Gaming the system involves knowing exactly what the system will let you get away with. Check my video, the incident at 1:19 in my video - what the black and blue M3 did to me is "gaming the system." It was dirty racing, but as long as you know how the system works, you can get away with it. The bigger issue is not that the M3 can get away with it without punishment, but rather than I get punished for something he did. THAT is gaming the system.
Being "penalized for something you didn't do wrong" is in reference to being punished for following real racing procedure, but being punished for doing what any real driver would. Check the penalty I get at 1:49. I avoid 2 slow moving cars, 1 of which is parked on the racing line. Because of the speed I'm going, I only have so much margin for making drastic avoiding maneuvers. I get in the dirty stuff exiting Ascari, and run wide right onto the curb and Astro turf - an area of Monza that you see used in nearly every single race you've ever watched there. That is being punished for following proper procedure (and because the devs were too lazy to map out track limits in a detailed fashion, just gave a one size fits all blanket solution to the issue).

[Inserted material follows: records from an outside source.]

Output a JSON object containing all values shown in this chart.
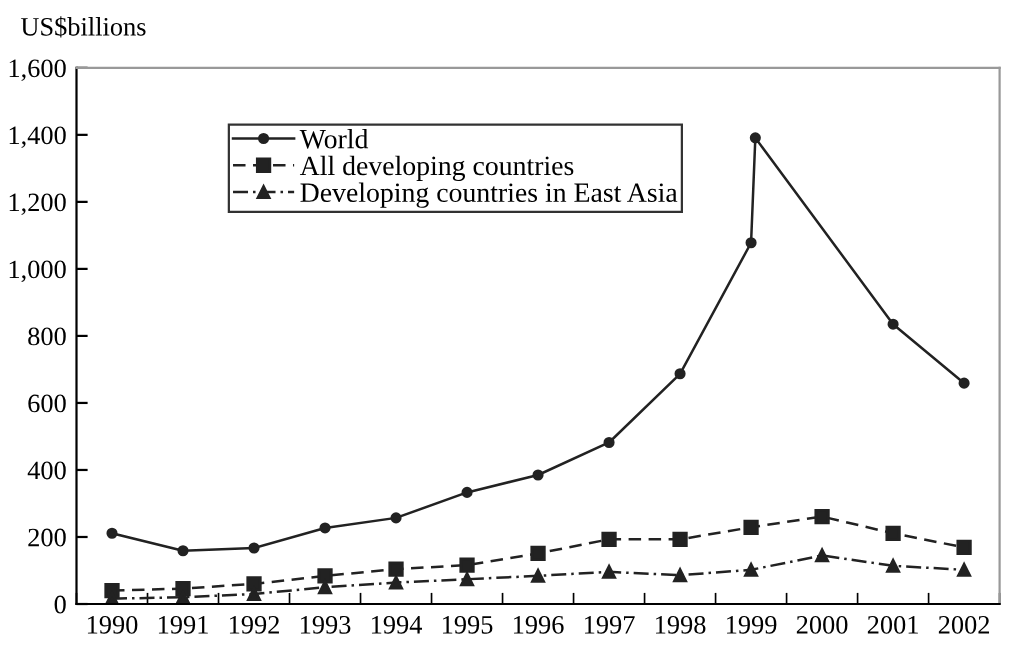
{
  "chart_data": {
    "type": "line",
    "ylabel": "US$billions",
    "xlim": [
      1989.5,
      2002.5
    ],
    "ylim": [
      0,
      1600
    ],
    "xticks": [
      {
        "value": 1989.5,
        "label": null
      },
      {
        "value": 1990,
        "label": "1990"
      },
      {
        "value": 1990.5,
        "label": null
      },
      {
        "value": 1991,
        "label": "1991"
      },
      {
        "value": 1991.5,
        "label": null
      },
      {
        "value": 1992,
        "label": "1992"
      },
      {
        "value": 1992.5,
        "label": null
      },
      {
        "value": 1993,
        "label": "1993"
      },
      {
        "value": 1993.5,
        "label": null
      },
      {
        "value": 1994,
        "label": "1994"
      },
      {
        "value": 1994.5,
        "label": null
      },
      {
        "value": 1995,
        "label": "1995"
      },
      {
        "value": 1995.5,
        "label": null
      },
      {
        "value": 1996,
        "label": "1996"
      },
      {
        "value": 1996.5,
        "label": null
      },
      {
        "value": 1997,
        "label": "1997"
      },
      {
        "value": 1997.5,
        "label": null
      },
      {
        "value": 1998,
        "label": "1998"
      },
      {
        "value": 1998.5,
        "label": null
      },
      {
        "value": 1999,
        "label": "1999"
      },
      {
        "value": 1999.5,
        "label": null
      },
      {
        "value": 2000,
        "label": "2000"
      },
      {
        "value": 2000.5,
        "label": null
      },
      {
        "value": 2001,
        "label": "2001"
      },
      {
        "value": 2001.5,
        "label": null
      },
      {
        "value": 2002,
        "label": "2002"
      },
      {
        "value": 2002.5,
        "label": null
      }
    ],
    "yticks": [
      0,
      200,
      400,
      600,
      800,
      {
        "value": 1000,
        "label": "1,000"
      },
      {
        "value": 1200,
        "label": "1,200"
      },
      {
        "value": 1400,
        "label": "1,400"
      },
      {
        "value": 1600,
        "label": "1,600"
      }
    ],
    "grid": false,
    "legend": "top",
    "x": [
      1990,
      1991,
      1992,
      1993,
      1994,
      1995,
      1996,
      1997,
      1998,
      1999,
      2000,
      2001,
      2002
    ],
    "series": [
      {
        "name": "World",
        "color": "#222222",
        "marker": "circle",
        "line_style": "solid",
        "x": [
          1990,
          1991,
          1992,
          1993,
          1994,
          1995,
          1996,
          1997,
          1998,
          1999,
          1999.06,
          2001,
          2002
        ],
        "values": [
          211,
          159,
          167,
          227,
          257,
          333,
          385,
          482,
          687,
          1078,
          1391,
          835,
          659
        ]
      },
      {
        "name": "All developing countries",
        "color": "#222222",
        "marker": "square",
        "line_style": "dashed",
        "values": [
          40,
          46,
          60,
          84,
          104,
          116,
          151,
          193,
          193,
          229,
          261,
          211,
          169
        ]
      },
      {
        "name": "Developing countries in East Asia",
        "color": "#222222",
        "marker": "triangle",
        "line_style": "dashdot",
        "values": [
          16,
          20,
          30,
          50,
          64,
          74,
          84,
          96,
          86,
          102,
          145,
          114,
          102
        ]
      }
    ]
  }
}
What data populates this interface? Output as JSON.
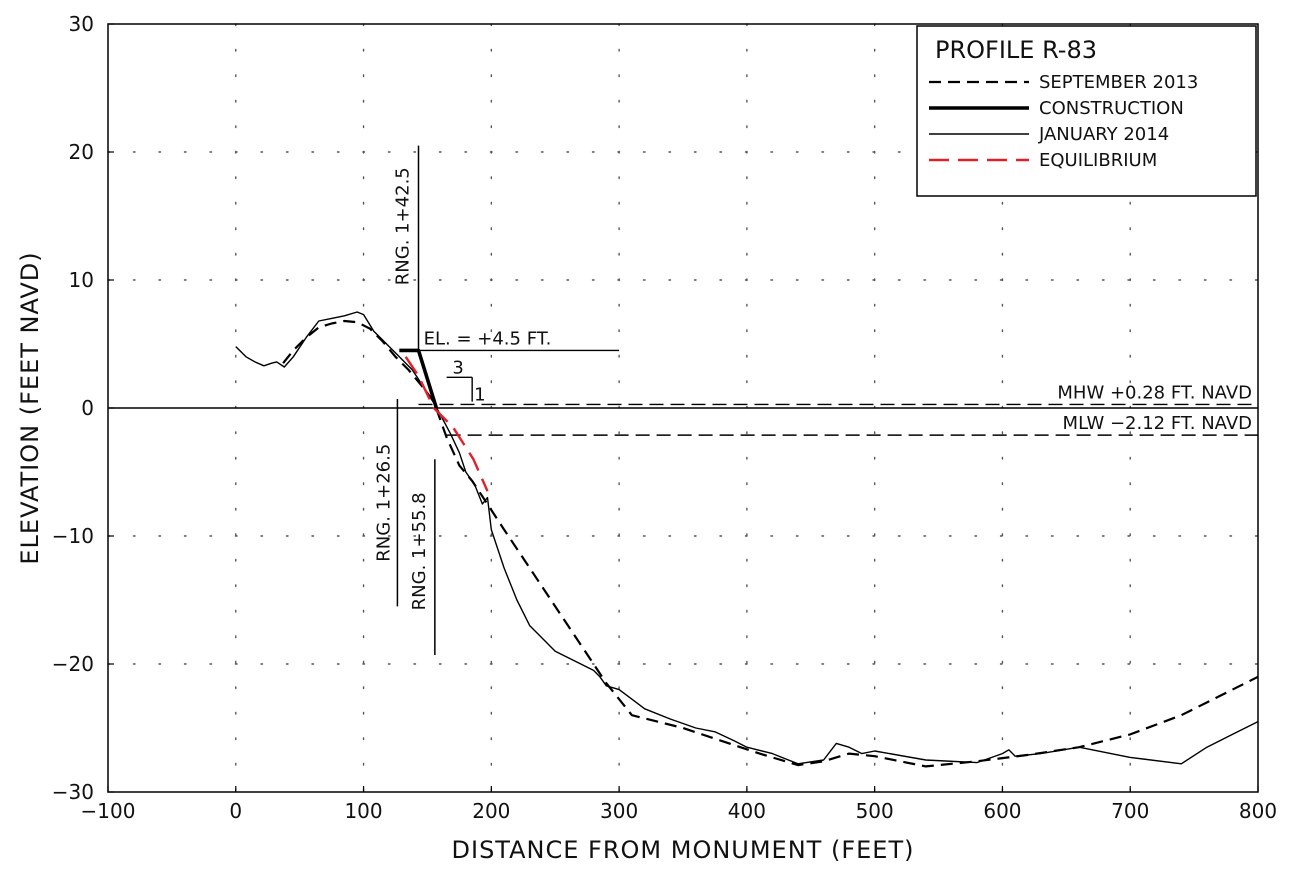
{
  "chart_data": {
    "type": "line",
    "title": "PROFILE R-83",
    "xlabel": "DISTANCE FROM MONUMENT (FEET)",
    "ylabel": "ELEVATION (FEET NAVD)",
    "xlim": [
      -100,
      800
    ],
    "ylim": [
      -30,
      30
    ],
    "xticks": [
      -100,
      0,
      100,
      200,
      300,
      400,
      500,
      600,
      700,
      800
    ],
    "yticks": [
      -30,
      -20,
      -10,
      0,
      10,
      20,
      30
    ],
    "xtick_labels": [
      "−100",
      "0",
      "100",
      "200",
      "300",
      "400",
      "500",
      "600",
      "700",
      "800"
    ],
    "ytick_labels": [
      "−30",
      "−20",
      "−10",
      "0",
      "10",
      "20",
      "30"
    ],
    "grid": "dotted",
    "legend_position": "top-right",
    "series": [
      {
        "name": "SEPTEMBER 2013",
        "color": "#000000",
        "style": "dashed",
        "x": [
          37,
          45,
          55,
          65,
          75,
          85,
          95,
          105,
          115,
          125,
          135,
          145,
          155,
          165,
          175,
          185,
          195,
          210,
          230,
          250,
          270,
          290,
          310,
          330,
          350,
          380,
          410,
          440,
          460,
          480,
          500,
          540,
          580,
          620,
          660,
          700,
          740,
          770,
          800
        ],
        "y": [
          3.5,
          4.5,
          5.5,
          6.3,
          6.6,
          6.8,
          6.7,
          6.2,
          5.2,
          4.0,
          3.0,
          1.8,
          0.5,
          -2.3,
          -4.5,
          -5.7,
          -7.2,
          -9.5,
          -12.5,
          -15.5,
          -18.5,
          -21.5,
          -24.0,
          -24.5,
          -25.0,
          -26.0,
          -27.0,
          -27.9,
          -27.6,
          -27.0,
          -27.2,
          -28.0,
          -27.6,
          -27.1,
          -26.5,
          -25.5,
          -24.0,
          -22.5,
          -21.0
        ]
      },
      {
        "name": "CONSTRUCTION",
        "color": "#000000",
        "style": "thick",
        "x": [
          128,
          143,
          157
        ],
        "y": [
          4.5,
          4.5,
          0
        ]
      },
      {
        "name": "JANUARY 2014",
        "color": "#000000",
        "style": "solid",
        "x": [
          0,
          8,
          15,
          22,
          28,
          32,
          38,
          45,
          55,
          65,
          75,
          85,
          95,
          100,
          108,
          118,
          128,
          138,
          148,
          155,
          160,
          168,
          175,
          180,
          187,
          193,
          197,
          200,
          210,
          220,
          230,
          250,
          270,
          280,
          285,
          290,
          300,
          320,
          340,
          360,
          375,
          390,
          400,
          420,
          440,
          460,
          470,
          480,
          490,
          500,
          540,
          580,
          600,
          605,
          610,
          630,
          660,
          700,
          740,
          760,
          780,
          800
        ],
        "y": [
          4.8,
          4.0,
          3.6,
          3.3,
          3.5,
          3.6,
          3.2,
          4.0,
          5.5,
          6.8,
          7.0,
          7.2,
          7.5,
          7.3,
          6.0,
          5.0,
          4.0,
          3.0,
          1.5,
          0.4,
          -0.5,
          -2.0,
          -3.5,
          -5.0,
          -6.0,
          -7.5,
          -7.0,
          -9.5,
          -12.5,
          -15.0,
          -17.0,
          -19.0,
          -20.0,
          -20.5,
          -21.0,
          -21.7,
          -22.0,
          -23.5,
          -24.3,
          -25.0,
          -25.3,
          -26.0,
          -26.5,
          -27.0,
          -27.8,
          -27.5,
          -26.2,
          -26.5,
          -27.0,
          -26.8,
          -27.5,
          -27.7,
          -27.0,
          -26.7,
          -27.2,
          -27.0,
          -26.5,
          -27.3,
          -27.8,
          -26.5,
          -25.5,
          -24.5
        ]
      },
      {
        "name": "EQUILIBRIUM",
        "color": "#e0202a",
        "style": "long-dashed",
        "x": [
          133,
          143,
          155,
          170,
          186,
          197
        ],
        "y": [
          4.0,
          2.5,
          0.0,
          -1.5,
          -4.0,
          -6.5
        ]
      }
    ],
    "annotations": [
      {
        "text": "RNG. 1+42.5",
        "x": 143
      },
      {
        "text": "RNG. 1+26.5",
        "x": 126.5
      },
      {
        "text": "RNG. 1+55.8",
        "x": 155.8
      },
      {
        "text": "EL. = +4.5 FT.",
        "y": 4.5
      },
      {
        "text": "3"
      },
      {
        "text": "1"
      },
      {
        "text": "MHW +0.28 FT. NAVD",
        "y": 0.28
      },
      {
        "text": "MLW −2.12 FT. NAVD",
        "y": -2.12
      }
    ]
  }
}
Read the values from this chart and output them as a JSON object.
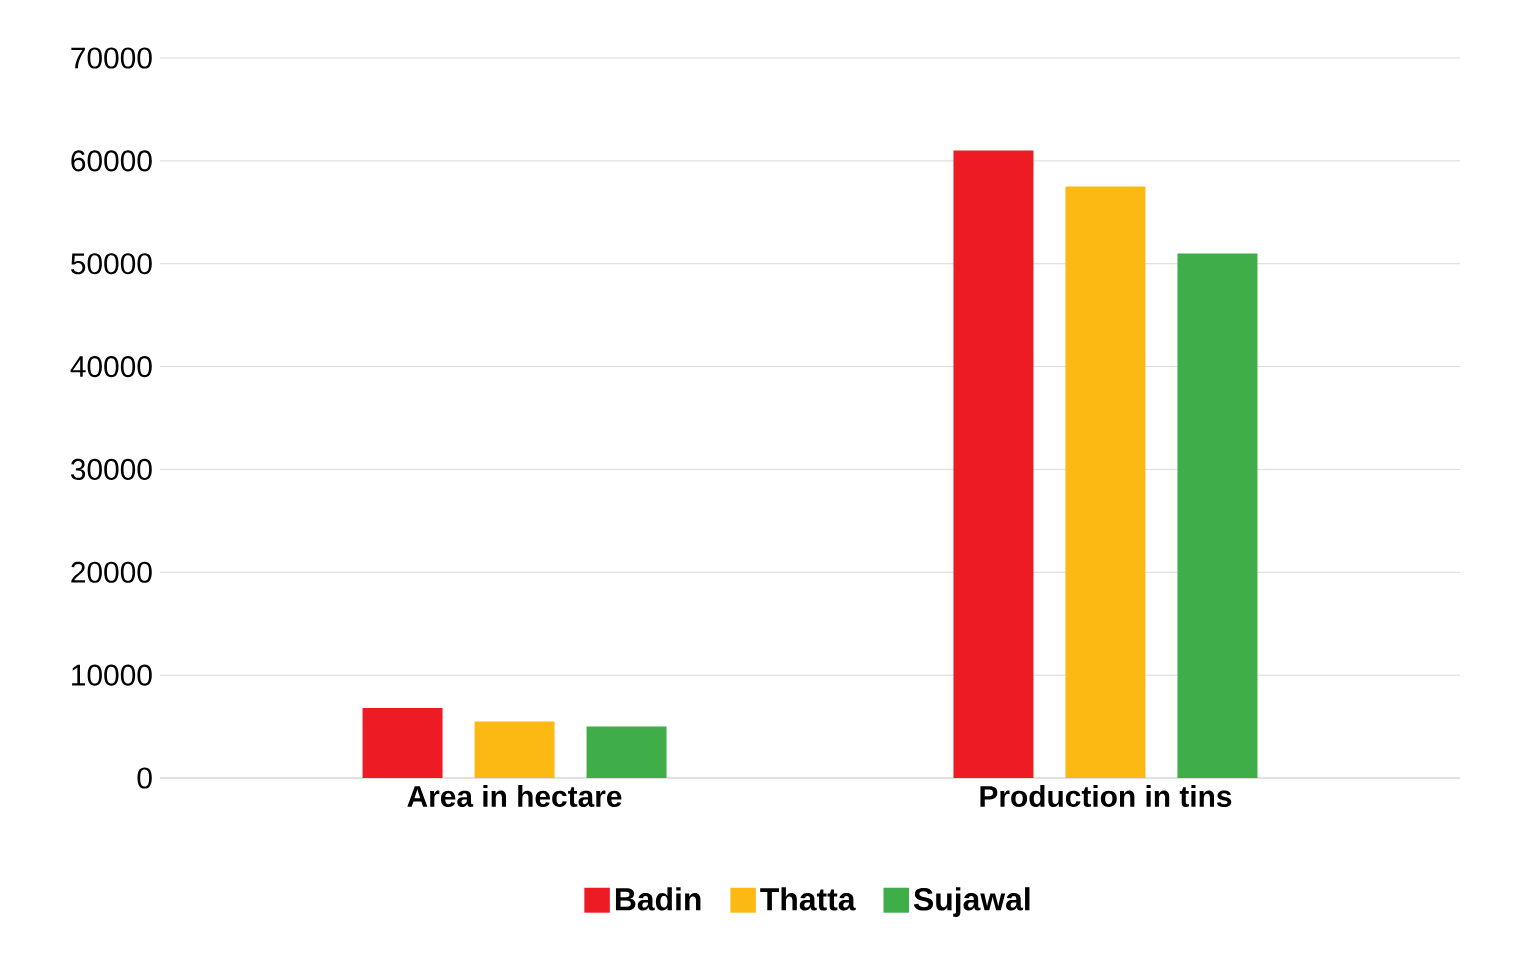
{
  "chart_data": {
    "type": "bar",
    "categories": [
      "Area in hectare",
      "Production in tins"
    ],
    "series": [
      {
        "name": "Badin",
        "color": "#ed1c24",
        "values": [
          6800,
          61000
        ]
      },
      {
        "name": "Thatta",
        "color": "#fdb913",
        "values": [
          5500,
          57500
        ]
      },
      {
        "name": "Sujawal",
        "color": "#3fae49",
        "values": [
          5000,
          51000
        ]
      }
    ],
    "ylim": [
      0,
      70000
    ],
    "yticks": [
      0,
      10000,
      20000,
      30000,
      40000,
      50000,
      60000,
      70000
    ],
    "grid": "y",
    "legend": "bottom"
  }
}
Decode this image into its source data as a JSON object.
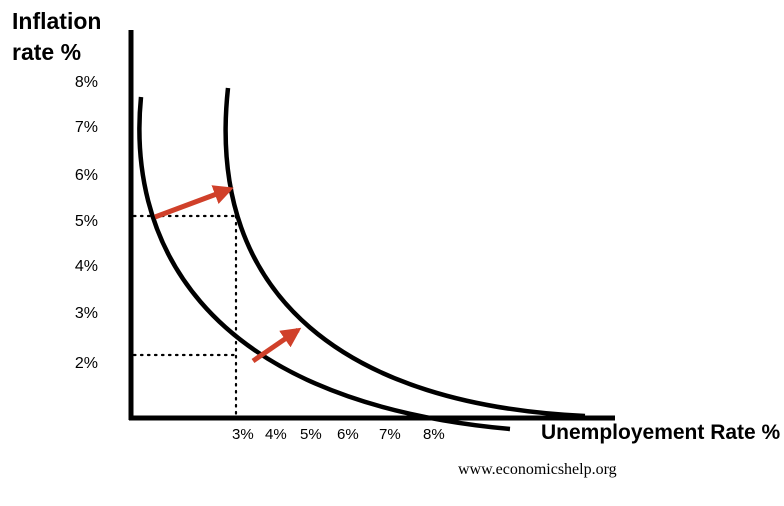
{
  "y_axis_title": "Inflation rate %",
  "y_ticks": [
    "8%",
    "7%",
    "6%",
    "5%",
    "4%",
    "3%",
    "2%"
  ],
  "x_axis_title": "Unemployement Rate %",
  "x_ticks": [
    "3%",
    "4%",
    "5%",
    "6%",
    "7%",
    "8%"
  ],
  "source": "www.economicshelp.org",
  "colors": {
    "curve": "#000000",
    "arrow": "#d0402a",
    "guide": "#000000"
  },
  "diagram": {
    "curves": [
      "original Phillips curve",
      "shifted Phillips curve (outward)"
    ],
    "guides": [
      {
        "inflation": "5%",
        "unemployment": "3%"
      },
      {
        "inflation": "2%",
        "unemployment": "3%"
      }
    ],
    "arrows": [
      "shift-outward-upper",
      "shift-outward-lower"
    ]
  }
}
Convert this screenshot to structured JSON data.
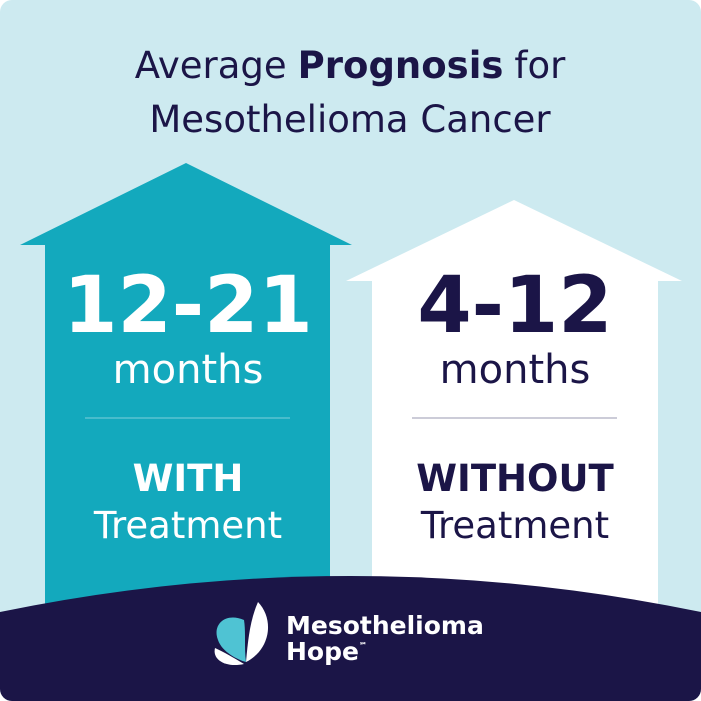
{
  "title": {
    "line1_before": "Average",
    "line1_bold": "Prognosis",
    "line1_after": "for",
    "line2": "Mesothelioma Cancer"
  },
  "panels": [
    {
      "value": "12-21",
      "unit": "months",
      "label_bold": "WITH",
      "label": "Treatment"
    },
    {
      "value": "4-12",
      "unit": "months",
      "label_bold": "WITHOUT",
      "label": "Treatment"
    }
  ],
  "logo": {
    "line1": "Mesothelioma",
    "line2": "Hope",
    "mark": "℠"
  }
}
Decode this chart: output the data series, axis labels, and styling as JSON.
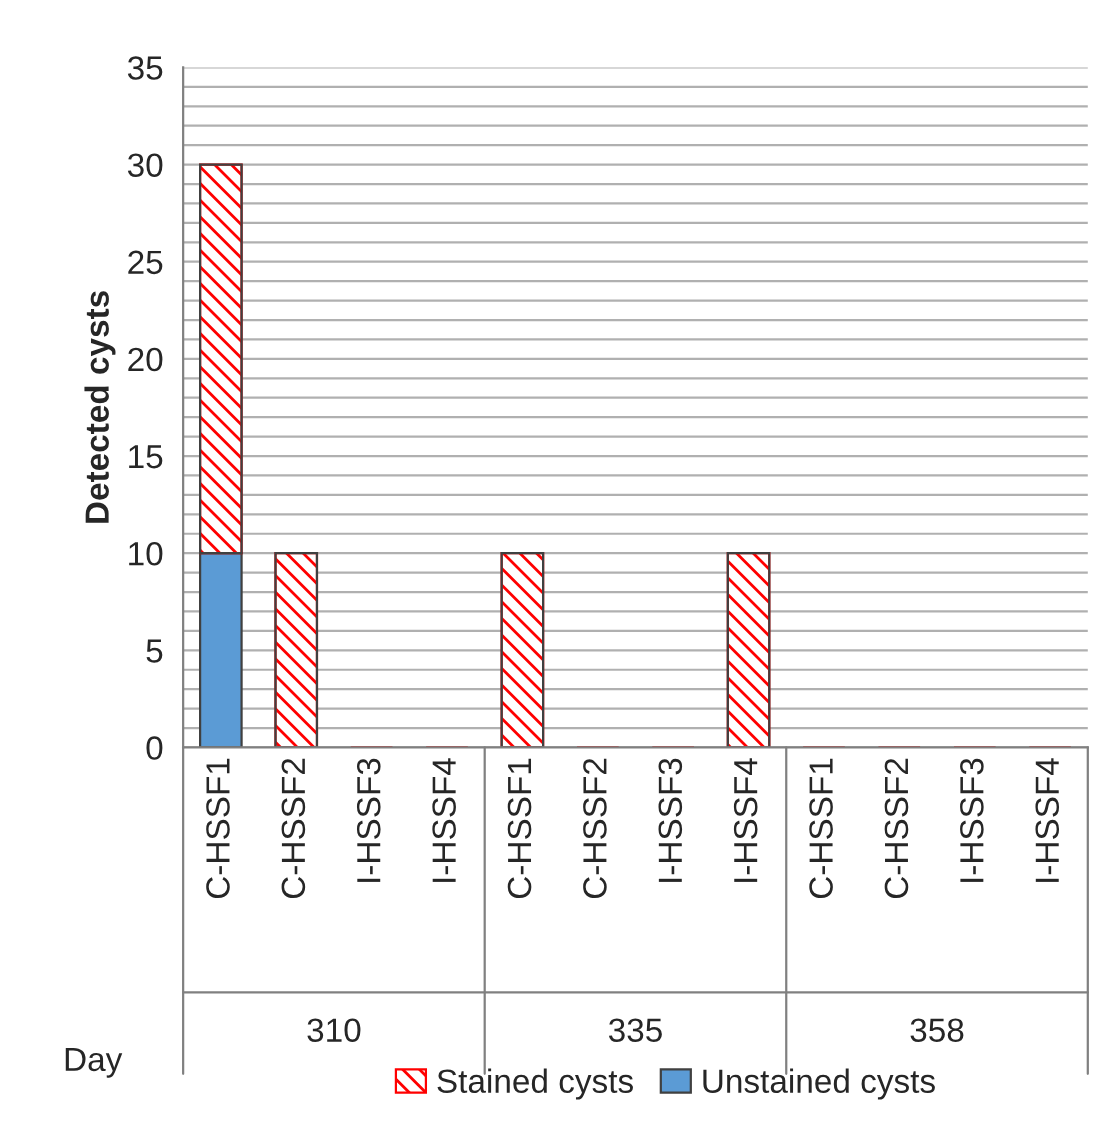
{
  "chart_data": {
    "type": "bar",
    "stacked": true,
    "ylabel": "Detected cysts",
    "xlabel": "Day",
    "categories": [
      "C-HSSF1",
      "C-HSSF2",
      "I-HSSF3",
      "I-HSSF4",
      "C-HSSF1",
      "C-HSSF2",
      "I-HSSF3",
      "I-HSSF4",
      "C-HSSF1",
      "C-HSSF2",
      "I-HSSF3",
      "I-HSSF4"
    ],
    "series": [
      {
        "name": "Unstained cysts",
        "color": "#5b9bd5",
        "values": [
          10,
          0,
          0,
          0,
          0,
          0,
          0,
          0,
          0,
          0,
          0,
          0
        ]
      },
      {
        "name": "Stained cysts",
        "color": "#ff0000",
        "values": [
          20,
          10,
          0,
          0,
          10,
          0,
          0,
          10,
          0,
          0,
          0,
          0
        ]
      }
    ],
    "annotations": [
      "310",
      "335",
      "358"
    ],
    "ylim": [
      0,
      35
    ],
    "yticks": [
      0,
      5,
      10,
      15,
      20,
      25,
      30,
      35
    ],
    "grid": "y",
    "legend": "bottom"
  }
}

Knowing how to make someone else cop a penalty while you get away with it is gaming the system.
Receiving penalties because someone else shoved you off the road is the system punishing you for something you didn't do. It's literally the opposite, it's you getting gamed by the system.
Online racing in public lobbies is more about who understands the penalty system the best, and who has spend the most time feeling their way around track limits to know what they can get away with.
Ian Bell says that track limits are "1/2 a car's width over the white line, except where there's curbs, we included the curbs." Aside from "1/2 a car width" being a completely terrible deciding factor since you can't feel "1/2 a car width" (whereas you can feel if you still have 2 tires on the racing surface), I clearly have 2 tires on the red/green/white curbing, yet still get the penalty.
Ya, the system is the same for all, but it's a pretty garbage system. Safety rating is based more on who's around you than on your own actions. Skill rating is based on who can stay connected the best. Penalties are unrealistic, easy to "game" if you're dirty, tough to avoid if you're clean.
Again, I stick to my statement that the people who made this system really don't spend much time racing is open lobbies, as this system is basically a troller's dream.
@Outspacer, if you're in a room with full damage, someone absolutely plies into you in T1, your car is damage to the point it cannot continue. You honestly think that person should stay in the room until the race is finished? That's kind of arrogant on your part that you expect others who can no longer participate to just sit around and watch so that you feel good at the end of the race when you look at the scoreboard.
Make a pit stop, game fails to properly change tires, or add fuel? Yup, the hard working father of 3 in his 1 hour of free time should definitely stay in that lobby and wait things out.